Die Öffentlichkeit versteht das ebenfalls schon seit vielen Jahren nicht mehr. Die Menschen reagieren auf ihre Weise und verweigern, den "Betriebsstoff" für die Instanzen- und Juristenpaläste zu produzieren. Ich kann es ihnen nicht verdenken.

Sehr geehrter Herr Untermann,

„Fragen sollte man sich, wie es mit dem nun elfjährigen Kind weitergeht. „

Hierzu haben sich Gutachter und OLG im behandelten Beschluss umfänglich und zutreffend geäußert.

Aus Erfahrungen in der Gruppenarbeit und nach Akteneinsicht  zu sogenannten tragischen Einzelfällen kann ich diese düstere Prognose für das Kind nachvollziehen.

Wer allerdings einen allseits bekannten Rechtswissenschaftler aus Ffm zu Rate zieht (Rn.42), kommt zu anderen Ergebnissen.

Wenn man denn dem BGH noch wohlgesonnen sein mag ;-), kann man aus dem Beschluss allenfalls noch einen Hilferuf in Richtung Gesetzgebung entnehmen, hier Abhilfe zu schaffen.

Leider hat sich aber auch die derzeitige Bundesjustizministerin nicht gerade ein Bein zugunsten eines modernen Familienrechtes ausgerissen.

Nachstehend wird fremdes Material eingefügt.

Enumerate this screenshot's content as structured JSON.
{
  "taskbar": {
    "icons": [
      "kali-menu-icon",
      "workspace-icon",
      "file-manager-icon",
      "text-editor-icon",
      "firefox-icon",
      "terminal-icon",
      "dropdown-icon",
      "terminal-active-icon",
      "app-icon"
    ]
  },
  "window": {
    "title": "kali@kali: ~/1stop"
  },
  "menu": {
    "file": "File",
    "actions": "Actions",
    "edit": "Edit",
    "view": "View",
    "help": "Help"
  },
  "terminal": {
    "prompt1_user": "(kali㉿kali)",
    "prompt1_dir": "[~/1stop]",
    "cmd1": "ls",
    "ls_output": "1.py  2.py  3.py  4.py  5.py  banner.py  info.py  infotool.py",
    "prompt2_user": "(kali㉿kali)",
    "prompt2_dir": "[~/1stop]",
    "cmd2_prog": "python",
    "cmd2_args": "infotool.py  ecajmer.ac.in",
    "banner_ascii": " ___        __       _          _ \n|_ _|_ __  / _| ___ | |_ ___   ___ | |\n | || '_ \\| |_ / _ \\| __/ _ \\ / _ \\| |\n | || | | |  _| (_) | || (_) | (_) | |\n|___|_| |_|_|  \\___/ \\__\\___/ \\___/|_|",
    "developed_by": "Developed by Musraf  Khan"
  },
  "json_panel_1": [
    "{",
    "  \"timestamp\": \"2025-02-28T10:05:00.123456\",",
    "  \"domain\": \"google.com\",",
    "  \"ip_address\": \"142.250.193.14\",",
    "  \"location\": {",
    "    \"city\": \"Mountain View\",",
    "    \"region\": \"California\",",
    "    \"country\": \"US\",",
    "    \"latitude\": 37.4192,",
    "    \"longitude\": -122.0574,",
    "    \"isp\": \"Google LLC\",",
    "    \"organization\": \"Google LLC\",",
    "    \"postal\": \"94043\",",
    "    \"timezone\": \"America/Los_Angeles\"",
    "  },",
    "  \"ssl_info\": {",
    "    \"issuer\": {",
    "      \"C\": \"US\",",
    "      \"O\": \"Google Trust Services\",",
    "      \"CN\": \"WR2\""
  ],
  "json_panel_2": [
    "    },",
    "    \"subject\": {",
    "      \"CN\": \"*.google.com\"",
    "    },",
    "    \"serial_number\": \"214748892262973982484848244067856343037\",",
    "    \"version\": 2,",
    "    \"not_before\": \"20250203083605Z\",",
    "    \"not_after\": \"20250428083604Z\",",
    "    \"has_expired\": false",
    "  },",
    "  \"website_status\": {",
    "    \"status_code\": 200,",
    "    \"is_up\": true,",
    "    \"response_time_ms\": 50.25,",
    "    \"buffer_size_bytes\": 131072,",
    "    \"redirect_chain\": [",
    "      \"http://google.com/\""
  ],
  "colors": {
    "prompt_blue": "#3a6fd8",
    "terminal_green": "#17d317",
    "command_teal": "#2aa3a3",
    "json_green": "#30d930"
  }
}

So warte z.B. auch ich, seit dem 17.06.2009, auf eine Antwort von ihr, bei abgeordnetenwatch.de.

Und der letzte der auf genanntem Portal noch eine Antwort von ihr erhielt, bekam auf seine Frage zum gemeinsamen Sorgerecht für nichteheliche Kinder eine zweizeilige und generelle Absage vor die Füße geworfen.

Heute liest man dort: „Die Fragefunktion wurde inzwischen geschlossen.“

Tja, in Frankreich…, in Belgien…, in Norwegen…, in usw.

Leider haben wir arglos Kinder in deutschsprachiges Territorium gezeugt und dort gelten Kinderseelen nicht sonderlich viel, allenfalls als Humankapital zählt deren körperliche Existenz.

Und Kapital bedeuten sie, für das jeweils mildeste Mittel, zum Zweck der Erhaltung einer 110.000.000.000€ schweren Helferindustrie.

Für meinen Teil soll´s mit der Vaterschaft einmalig bleiben, denn ich handle generell fürsorglich und verantwortungsbewusst, wenn ich denn gelassen werde, was ich nicht werde.